Год спустя я покинул деревню. Я еще не понимал тогда предзнаменований будущего, но в тот год я чувствовал осень острее, чем всегда. Казалось, что в воздухе висит тоска концов и расставаний.
«Скончание лета хуже самого лета», — сказал кантор, заметив выражение моего лица.
Люди, меня не знающие, часто пытаются понравиться мне или понять, что я собой представляю. Они произносят разные слова, чтобы прощупать толщину моего черепа, суют мне под нос руку, чтобы я мог понюхать и почувствовать. Обычно я не обижаюсь. Я знаю, что дедушка вложил в меня что-то от животного и что-то от дерева. Но сейчас меня охватило отвращение. Уродливое слово «скончание», буква «т», которая выскочила изо рта кантора с каким-то нарочитым и мокрым чмоканьем, словно толстый и прямой палец из-за щеки, — все наполняло меня неприязнью к этому человеку в длинном черном одеянии, который напоминал мне качающееся огородное пугало.
48
Через несколько дней, в канун Нового года[183], мы с Ури отправились в дом престарелых навестить Элиезера Либерзона. Бускила ездил туда время от времени по делам, и я подумал было присоединиться к нему. Но Ури сказал: «Давай пойдем пешком», — и вот мы снова шли по той дороге, которая словно струилась под моими босыми ступнями и ползла передо мной, как теплая и покорная земляная змея.

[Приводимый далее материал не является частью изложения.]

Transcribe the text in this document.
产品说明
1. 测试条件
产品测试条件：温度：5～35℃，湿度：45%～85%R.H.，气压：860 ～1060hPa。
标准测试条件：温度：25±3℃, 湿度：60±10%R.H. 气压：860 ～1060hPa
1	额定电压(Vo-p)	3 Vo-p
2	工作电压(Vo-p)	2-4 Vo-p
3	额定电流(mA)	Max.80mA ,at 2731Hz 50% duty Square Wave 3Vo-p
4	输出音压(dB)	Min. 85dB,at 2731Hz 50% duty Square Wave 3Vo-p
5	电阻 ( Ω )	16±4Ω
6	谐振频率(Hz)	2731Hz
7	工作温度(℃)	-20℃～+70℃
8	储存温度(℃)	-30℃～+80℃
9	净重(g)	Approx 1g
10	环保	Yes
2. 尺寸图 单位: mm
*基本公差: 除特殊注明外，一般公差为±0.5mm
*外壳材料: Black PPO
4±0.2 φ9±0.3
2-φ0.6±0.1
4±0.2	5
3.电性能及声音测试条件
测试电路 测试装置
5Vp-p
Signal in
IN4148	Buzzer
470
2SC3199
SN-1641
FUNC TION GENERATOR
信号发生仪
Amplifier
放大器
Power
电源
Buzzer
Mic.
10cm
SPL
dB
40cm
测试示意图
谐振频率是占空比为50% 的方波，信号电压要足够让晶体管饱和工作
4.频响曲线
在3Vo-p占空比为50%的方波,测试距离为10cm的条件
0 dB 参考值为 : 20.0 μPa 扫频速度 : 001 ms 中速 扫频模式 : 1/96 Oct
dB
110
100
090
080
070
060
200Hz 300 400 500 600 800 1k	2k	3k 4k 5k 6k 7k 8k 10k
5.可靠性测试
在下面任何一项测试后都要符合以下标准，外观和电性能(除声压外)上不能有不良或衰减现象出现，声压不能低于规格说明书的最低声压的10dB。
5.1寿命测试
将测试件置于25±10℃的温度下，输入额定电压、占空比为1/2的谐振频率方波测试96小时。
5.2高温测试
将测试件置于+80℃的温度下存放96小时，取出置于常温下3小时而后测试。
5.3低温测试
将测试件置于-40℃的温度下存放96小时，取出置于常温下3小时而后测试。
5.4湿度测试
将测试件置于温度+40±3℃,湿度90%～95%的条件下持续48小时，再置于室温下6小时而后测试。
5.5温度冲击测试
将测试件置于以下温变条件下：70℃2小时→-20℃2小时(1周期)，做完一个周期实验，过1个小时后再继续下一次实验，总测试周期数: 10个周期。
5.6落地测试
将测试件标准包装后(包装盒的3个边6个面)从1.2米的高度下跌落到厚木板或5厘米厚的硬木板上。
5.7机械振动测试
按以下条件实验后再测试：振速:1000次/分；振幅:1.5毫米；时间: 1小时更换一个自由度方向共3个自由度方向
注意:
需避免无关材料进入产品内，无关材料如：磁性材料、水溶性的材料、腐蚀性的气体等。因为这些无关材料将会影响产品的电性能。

Почти все старики собрались в синагоге дома престарелых и распевали там молитвы требовательными, как у детей, голосами, как будто прокладывали и трамбовали свой последний путь. Но Либерзон никогда не полагался на молитвы, которые сочинили другие, а Альберт лежал в своей постели, тихий и элегантный, в шелковой рубашке, которую приподымали волны его дыхания, в черной бабочке, которая охватывала его горло.
— Мы, болгары, не вымаливаем будущего, — сказал он, приветливо улыбаясь. — Рог lo ke stamos, bendigamos.
— Хватит с нас того, что есть, — перевел Либерзон, который уже знал большинство его присказок.
Обычно они разговаривали на иврите, но порой переходили на русский шепот. «Русский очень похож на болгарский, — сказал он. — А к старости я стал и ладино[184]немного понимать».
Он сидел напротив Альберта, охватив коленями свою померанцевую палку. Он потрогал мое лицо рукой, поднял на меня взгляд слепых, мутно-белых глаз и сразу узнал меня. «Какой ты большой, — сказал он. — Сила твоего отца и рост матери».
Только сейчас он почувствовал присутствие Ури. Он взял его за руку, притянул к себе и провел подушечками пальцев по его лицу, скользнул, затаив дыхание, по лбу, натянул и осторожно ущипнул кожу щек, тоскливо потрогал переносицу, перебитую в ту ночь, когда Ури поймали на водонапорной башне.
— Ты вернулся, — сказал он. — Я всегда знал, что ты вернешься.
— Я вернулся, — сказал Ури.
— И твои раны зажили, — добавил Либерзон. — Теперь все в порядке.
— Да, — подтвердил Ури. — У меня уже все в порядке.
— А твой французский теленок?
Ужас сжал мое сердце. Пальцы слепого, словно ободрав кожу, коснулись скрытого под оболочкой средоточия боли и яда.
— Я Ури Миркин, — смущенно прошептал мой двоюродный брат.
Рука старика отпрянула, как будто коснулась раскаленного угля.